News Releases
Canadian Consumer Sentiment Trends & What They Mean for Direct Sellers
Authors: Charles Bernard, Lead Economist and Policy Advisor, Impact Public Affairs
As an economist, one of the most common questions I get, regardless of the industry, is deceptively simple: where is the economy heading, and what does that mean for day-to-day business decisions?
For those operating in the direct selling industry, that question matters a lot right now. This sector is closely tied to consumer confidence, household cash flow, and the willingness of people to commit discretionary dollars or take on flexible, entrepreneurial activity. All those elements are showing signs of strain as we move into 2026.
The past year was defined by shifting trade relationships, policy uncertainty, and persistent cost pressures. Yet despite the noise, Canadian consumer spending held up better than many expected in 2025. Successive rate cuts from the Bank of Canada helped stabilize borrowing costs, and households largely managed to stay afloat, even during periods of elevated uncertainty. The feared collapse in consumption never fully materialized.
That picture is now changing. As 2026 began, momentum softened. Consumers did not abruptly pull back, but confidence has faded a little. Measures of consumer sentiment have weakened, and indicators tied to household financial stress are becoming harder to ignore. The latest MNP Debt Index shows that while households are not in crisis mode, debt servicing pressures remain elevated and financial resilience is materially thinner than it was even a few years ago.
This stress is increasingly visible in the data. In 2025, national debt delinquency rates rose by over 14 percent compared to 2024, with sharper increases among younger working-age Canadians. Delinquencies climbed by roughly 21 percent among those aged 26 to 35, and by about 16 percent for the 36 to 45 age group.
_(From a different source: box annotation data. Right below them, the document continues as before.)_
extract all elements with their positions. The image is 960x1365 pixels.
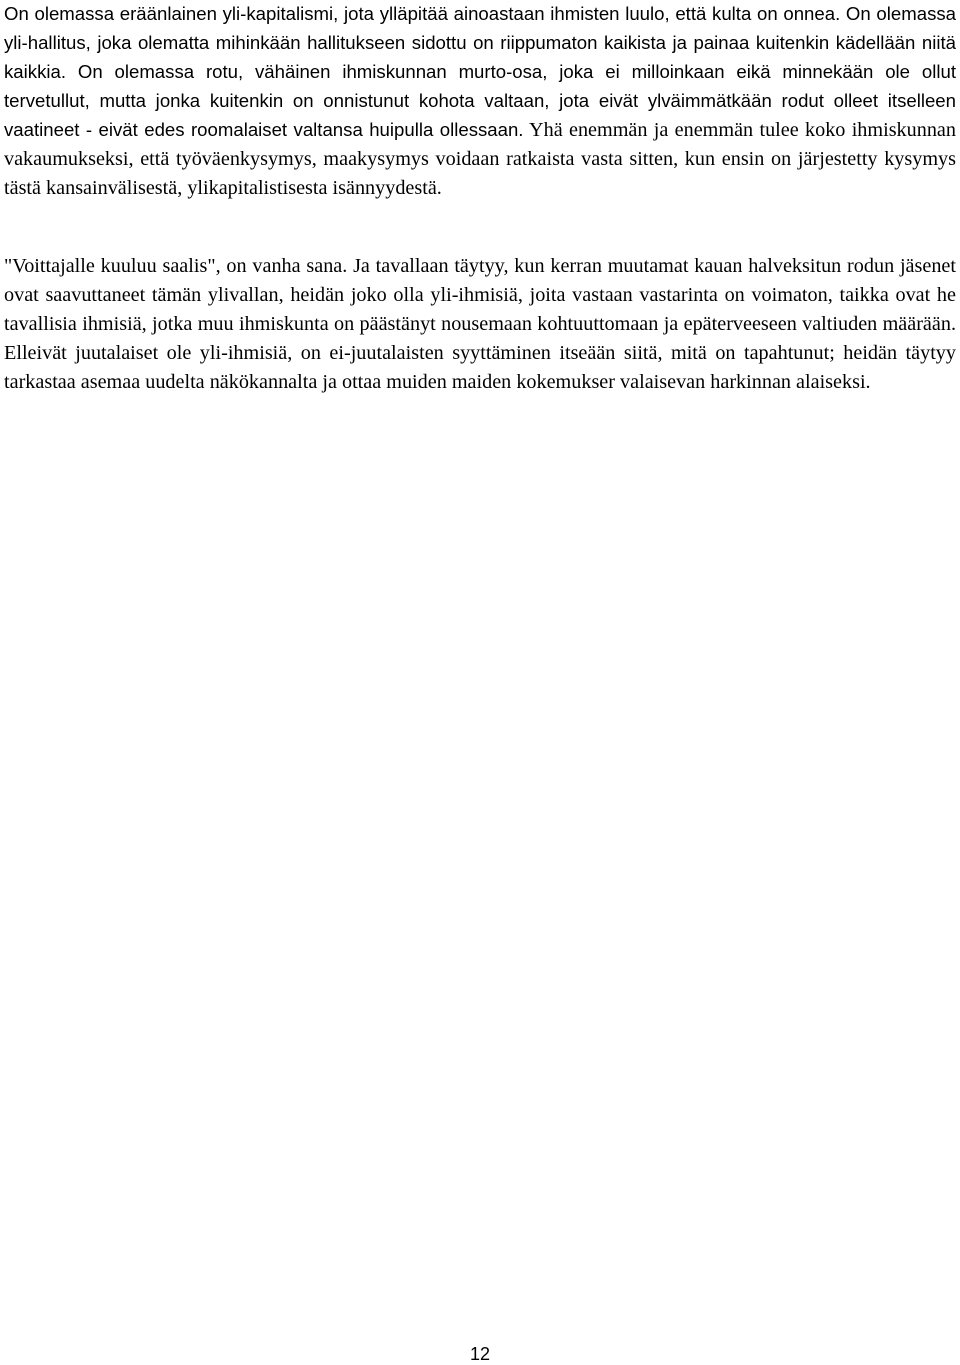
paragraph-1-serif-segment: Yhä enemmän ja enemmän tulee koko ihmiskunnan vakaumukseksi, että työväenkysymys, maakysymys voidaan ratkaista vasta sitten, kun ensin on järjestetty kysymys tästä kansainvälisestä, ylikapitalistisesta isännyydestä. bbox=[4, 119, 956, 199]
paragraph-2-serif-segment: "Voittajalle kuuluu saalis", on vanha sana. Ja tavallaan täytyy, kun kerran muutamat kauan halveksitun rodun jäsenet ovat saavuttaneet tämän ylivallan, heidän joko olla yli-ihmisiä, joita vastaan vastarinta on voimaton, taikka ovat he tavallisia ihmisiä, jotka muu ihmiskunta on päästänyt nousemaan kohtuuttomaan ja epäterveeseen valtiuden määrään. Elleivät juutalaiset ole yli-ihmisiä, on ei-juutalaisten syyttäminen itseään siitä, mitä on tapahtunut; heidän täytyy tarkastaa asemaa uudelta näkökannalta ja ottaa muiden maiden kokemukser valaisevan harkinnan alaiseksi. bbox=[4, 255, 956, 393]
paragraph-1 bbox=[4, 0, 956, 203]
paragraph-1-sans-segment: On olemassa eräänlainen yli-kapitalismi, jota ylläpitää ainoastaan ihmisten luulo, että kulta on onnea. On olemassa yli-hallitus, joka olematta mihinkään hallitukseen sidottu on riippumaton kaikista ja painaa kuitenkin kädellään niitä kaikkia. On olemassa rotu, vähäinen ihmiskunnan murto-osa, joka ei milloinkaan eikä minnekään ole ollut tervetullut, mutta jonka kuitenkin on onnistunut kohota valtaan, jota eivät ylväimmätkään rodut olleet itselleen vaatineet - eivät edes roomalaiset valtansa huipulla ollessaan. bbox=[4, 3, 956, 140]
paragraph-2 bbox=[4, 252, 956, 397]
page-number: 12 bbox=[469, 1344, 491, 1364]
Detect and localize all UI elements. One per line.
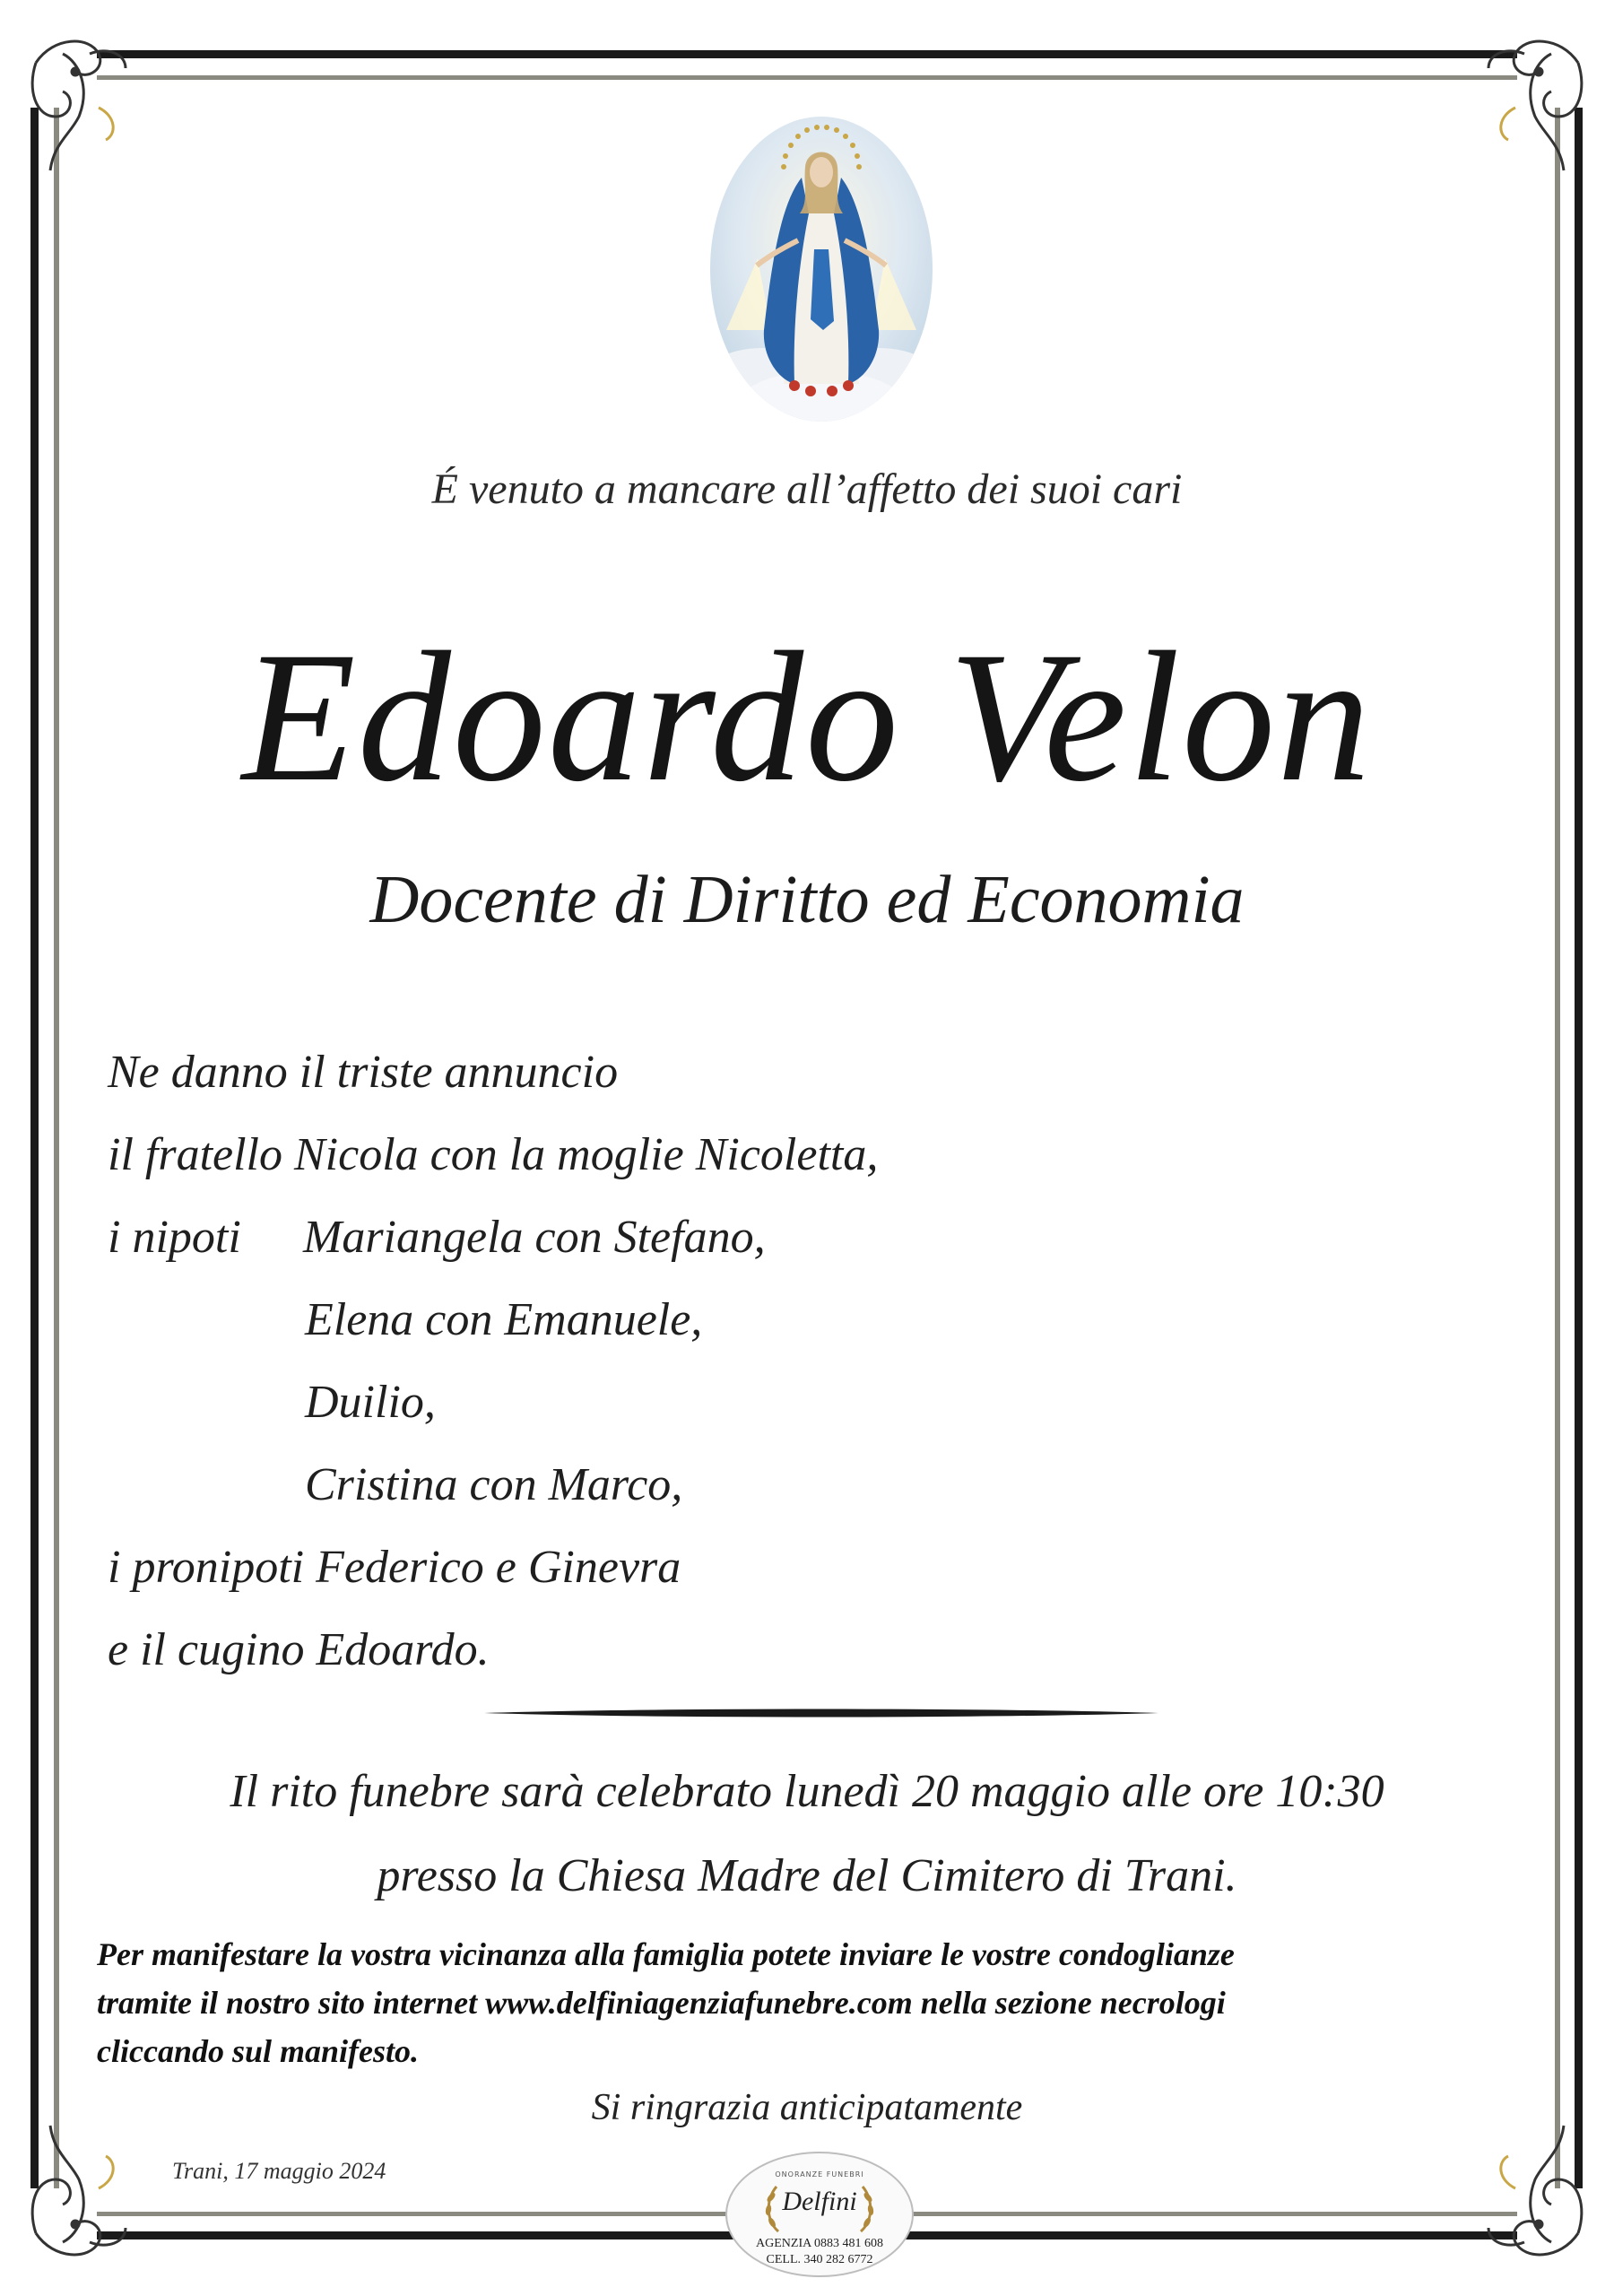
madonna-image — [708, 115, 934, 424]
pronipoti-line: i pronipoti Federico e Ginevra — [108, 1542, 681, 1593]
funeral-place: presso la Chiesa Madre del Cimitero di Trani. — [377, 1850, 1237, 1901]
agency-logo — [725, 2151, 915, 2278]
logo-cell-phone: CELL. 340 282 6772 — [766, 2253, 873, 2266]
condolence-notice: Per manifestare la vostra vicinanza alla famiglia potete inviare le vostre condoglianze — [97, 1936, 1235, 1972]
intro-text: É venuto a mancare all’affetto dei suoi cari — [431, 465, 1183, 513]
nipote-line: Elena con Emanuele, — [305, 1294, 703, 1345]
logo-brand: Delfini — [782, 2187, 857, 2216]
nipote-line: Cristina con Marco, — [305, 1459, 683, 1510]
nipote-line: Duilio, — [305, 1377, 436, 1428]
condolence-notice: cliccando sul manifesto. — [97, 2033, 419, 2069]
logo-agency-phone: AGENZIA 0883 481 608 — [756, 2237, 883, 2250]
funeral-time: Il rito funebre sarà celebrato lunedì 20 maggio alle ore 10:30 — [230, 1766, 1384, 1817]
divider-line — [484, 1704, 1158, 1722]
nipote-line: Mariangela con Stefano, — [303, 1212, 766, 1263]
corner-ornament-top-right — [1488, 41, 1582, 170]
condolence-notice: tramite il nostro sito internet www.delfiniagenziafunebre.com nella sezione necrologi — [97, 1985, 1226, 2021]
place-date: Trani, 17 maggio 2024 — [172, 2158, 386, 2184]
corner-ornament-top-left — [32, 41, 126, 170]
family-line: il fratello Nicola con la moglie Nicoletta, — [108, 1129, 879, 1180]
cugino-line: e il cugino Edoardo. — [108, 1624, 490, 1675]
thanks-text: Si ringrazia anticipatamente — [591, 2087, 1023, 2128]
nipoti-label: i nipoti — [108, 1212, 241, 1263]
logo-tagline: ONORANZE FUNEBRI — [775, 2170, 864, 2179]
deceased-role: Docente di Diritto ed Economia — [369, 862, 1245, 937]
deceased-name: Edoardo Velon — [241, 613, 1373, 820]
family-line: Ne danno il triste annuncio — [108, 1047, 619, 1098]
These cohorts are central to the direct selling ecosystem, both as consumers and as participants seeking supplemental or flexible income.
At the same time, consumer expectations around interest rates remain misaligned with reality. Roughly 64 percent of Canadians say they urgently need rates to come down further, yet the Bank of Canada has been clear that its policy rate, currently at 2.25 percent, is likely to remain in place in the near term due to inflationary risks and economic uncertainty. That disconnect feeds anxiety and hesitation in household decision-making.
Income trends are not offering much relief. Deloitte’s 2026 outlook shows that annual wage growth has stagnated or declined over the past three years, reinforcing the feeling among many Canadians that they are earning less purchasing power while paying more for nearly everything. Housing, groceries, insurance, utilities, and debt payments are all competing for the same limited pool of household dollars.
When consumers feel stretched, behaviour changes. They become more selective, more cautious, and far less tolerant of complexity or surprises. They delay purchases, reassess subscriptions, and scrutinize value much more closely. Demand does not disappear, but it becomes harder to earn.
For the direct selling industry, this environment places a premium on trust. Personal relationships, transparency around pricing, and a clear articulation of value matter more when consumers feel financially compressed. People gravitate toward sellers and brands that respect their constraints and help them navigate uncertainty rather than gloss over it.
There is also an opportunity embedded in this moment. When the broader economic outlook feels unstable, consumers often lean toward human connections over impersonal transactions. Direct selling is fundamentally relational, and those who emphasize education, credibility, and long-term relationships will be better positioned than those who assume consumers will simply adapt to higher costs as the new normal.
Furthermore, Canadians often turn to direct selling as a source of supplemental income during tough economic times. While there are now more competing opportunities in the “side-hustle” economy than ever before, 2026 does provide the chance for companies with compelling products and compensation plans to engage a motivated consultant group.
2026 is shaping up to be less about volume and more about confidence. Businesses that understand the emotional and financial backdrop shaping consumer and entrepreneur behaviour will be the ones best equipped to remain resilient in a slower, more cautious economic environment.